ZeroGen was modified from a single project into two stages. The ZeroGen Mark II demonstration, in central Queensland, will develop by 2012 an IGCC power plant that captures and stores CO2 emissions. At the same time, a commercial-scale plant will be developed to come online by 2017.

The U.S. zero-emissions effort, FutureGen, also has been restructured since its announcement in 2003 -- from a near-zero-emissions 275-megawatt power plant that produced hydrogen and electricity from coal to a demonstration of carbon sequestration at multiple commercial-scale (300-megawatt) coal gasification plants.

In the new version of FutureGen, DOE will join with industry to build IGCC plants by funding sequestration technology for several plants slated to be operational by 2015.

“Our fiscal year 2008 budget for sequestration is $118.9 million,” John Grasser, DOE Office of Fossil Energy communications director, told America.gov, “for fiscal year 2009 we have asked for [just over] $149 million, a $30.2 million increase.”

PRIVATE EFFORTS

In the United States, Ohio-based American Electric Power (AEP) -- which began utility operations in 1907 and now delivers electricity to more than 5 million customers in 11 states -- is working with international companies and the Electric Power Research Institute to commercialize carbon sequestration in its power plants.

Two years ago, amid a flurry of rejections, on environmental grounds, by state public utility commissions of applications to build new coal-fired power plants, including some proposed by AEP, the company decided to continue its focus on clean-coal technologies and pursue carbon capture and storage and other new technologies.

“We burn about 80 million tons [72.5 metric tons] of coal a year” Nick Akins, AEP’s executive vice president for generation, told America.gov. “We have some 38,000 megawatts of generation and over 25,000 megawatts of that is coal-fired capacity, so it’s incumbent upon us to ensure that new coal technologies move forward and that our existing power plants remain viable for the future.”

In a project announced in 2007, and with partners Alstom of France and RWE of Germany, AEP is using Alstom technology to capture CO2 from a slipstream (portion) of AEP’s 1,300-megawatt Mountaineer Plant in West Virginia. The slipstream is equivalent to 20 megawatts of generation. The Alstom system will capture up to 200,000 metric tons of CO2 each year for injection into deep saline aquifers at the site.

“If Mountaineer is successful,” Akins said, “our intent is to upscale that even further to a 200- to 250-megawatt facility to be located at one of our power plants to further expand the technology.”

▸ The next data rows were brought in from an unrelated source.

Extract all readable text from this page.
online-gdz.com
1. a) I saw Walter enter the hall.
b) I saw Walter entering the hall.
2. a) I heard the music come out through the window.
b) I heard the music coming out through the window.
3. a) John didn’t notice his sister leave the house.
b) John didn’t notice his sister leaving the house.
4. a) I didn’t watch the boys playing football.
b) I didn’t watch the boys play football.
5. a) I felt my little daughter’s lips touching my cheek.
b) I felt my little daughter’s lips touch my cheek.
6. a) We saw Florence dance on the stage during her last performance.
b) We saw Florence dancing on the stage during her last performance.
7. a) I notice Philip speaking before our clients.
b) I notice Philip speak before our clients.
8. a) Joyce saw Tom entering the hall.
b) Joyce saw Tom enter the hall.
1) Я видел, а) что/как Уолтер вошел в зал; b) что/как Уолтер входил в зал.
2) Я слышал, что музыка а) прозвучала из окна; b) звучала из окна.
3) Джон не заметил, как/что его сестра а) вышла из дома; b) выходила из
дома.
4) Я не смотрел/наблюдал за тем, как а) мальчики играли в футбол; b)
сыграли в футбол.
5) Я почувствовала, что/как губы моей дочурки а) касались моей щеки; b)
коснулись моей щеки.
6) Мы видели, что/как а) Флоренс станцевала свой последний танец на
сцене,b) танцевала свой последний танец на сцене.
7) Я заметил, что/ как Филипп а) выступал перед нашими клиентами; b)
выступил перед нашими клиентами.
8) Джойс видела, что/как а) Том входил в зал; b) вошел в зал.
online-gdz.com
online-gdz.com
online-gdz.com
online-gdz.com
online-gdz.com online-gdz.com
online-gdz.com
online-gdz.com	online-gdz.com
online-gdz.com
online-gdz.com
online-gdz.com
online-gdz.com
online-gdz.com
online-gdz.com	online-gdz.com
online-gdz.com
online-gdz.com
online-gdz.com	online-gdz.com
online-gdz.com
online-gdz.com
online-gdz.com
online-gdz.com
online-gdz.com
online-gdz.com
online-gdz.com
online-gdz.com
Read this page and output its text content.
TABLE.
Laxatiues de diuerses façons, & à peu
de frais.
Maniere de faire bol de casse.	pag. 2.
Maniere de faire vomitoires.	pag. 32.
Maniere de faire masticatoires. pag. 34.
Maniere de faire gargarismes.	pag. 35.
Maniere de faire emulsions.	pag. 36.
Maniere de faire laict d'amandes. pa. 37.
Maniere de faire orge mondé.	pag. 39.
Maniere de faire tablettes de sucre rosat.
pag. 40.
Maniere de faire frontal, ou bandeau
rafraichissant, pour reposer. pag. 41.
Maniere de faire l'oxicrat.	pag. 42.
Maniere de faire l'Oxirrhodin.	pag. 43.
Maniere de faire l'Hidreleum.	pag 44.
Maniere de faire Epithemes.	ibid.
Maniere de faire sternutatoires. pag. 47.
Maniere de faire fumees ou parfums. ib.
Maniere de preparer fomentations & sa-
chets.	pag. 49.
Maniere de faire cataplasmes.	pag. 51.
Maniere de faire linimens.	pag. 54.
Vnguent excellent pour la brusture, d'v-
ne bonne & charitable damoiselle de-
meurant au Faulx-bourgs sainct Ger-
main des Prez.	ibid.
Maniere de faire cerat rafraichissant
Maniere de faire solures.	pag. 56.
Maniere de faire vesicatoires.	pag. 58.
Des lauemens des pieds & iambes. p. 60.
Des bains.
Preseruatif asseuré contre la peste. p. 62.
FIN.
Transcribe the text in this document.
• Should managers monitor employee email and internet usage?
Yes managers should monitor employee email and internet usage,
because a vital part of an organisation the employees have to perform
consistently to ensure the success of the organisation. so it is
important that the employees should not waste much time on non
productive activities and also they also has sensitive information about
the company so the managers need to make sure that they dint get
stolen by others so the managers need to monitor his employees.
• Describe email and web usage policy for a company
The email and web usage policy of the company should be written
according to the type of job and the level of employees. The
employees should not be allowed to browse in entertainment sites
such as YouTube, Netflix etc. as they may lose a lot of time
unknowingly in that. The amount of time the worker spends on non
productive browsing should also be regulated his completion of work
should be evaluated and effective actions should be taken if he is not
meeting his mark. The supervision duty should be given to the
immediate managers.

After commercial viability is validated at Mountaineer, AEP plans to install Alstom’s technology on a 450-megawatt coal-fired unit at its Northeastern Station in Oklahoma. The commercial-scale system is expected to be operational at Northeastern around 2012 and to capture about 1.5 million metric tons of CO2 annually for sale to a regional oil and gas operator for enhanced oil recovery.

AEP hopes to have its plants upgraded for carbon sequestration by around 2020, and will seek to participate in DOE’s FutureGen program.

“We’ve participated in conferences around the world associated with our projects, and there’s no question that CO2 is on the radar screen even in Asia,” Akins said. “I think this is one way that the United States can lead the way in terms of developing the [carbon sequestration] technology. It’s not only going to benefit this country but the entire world.”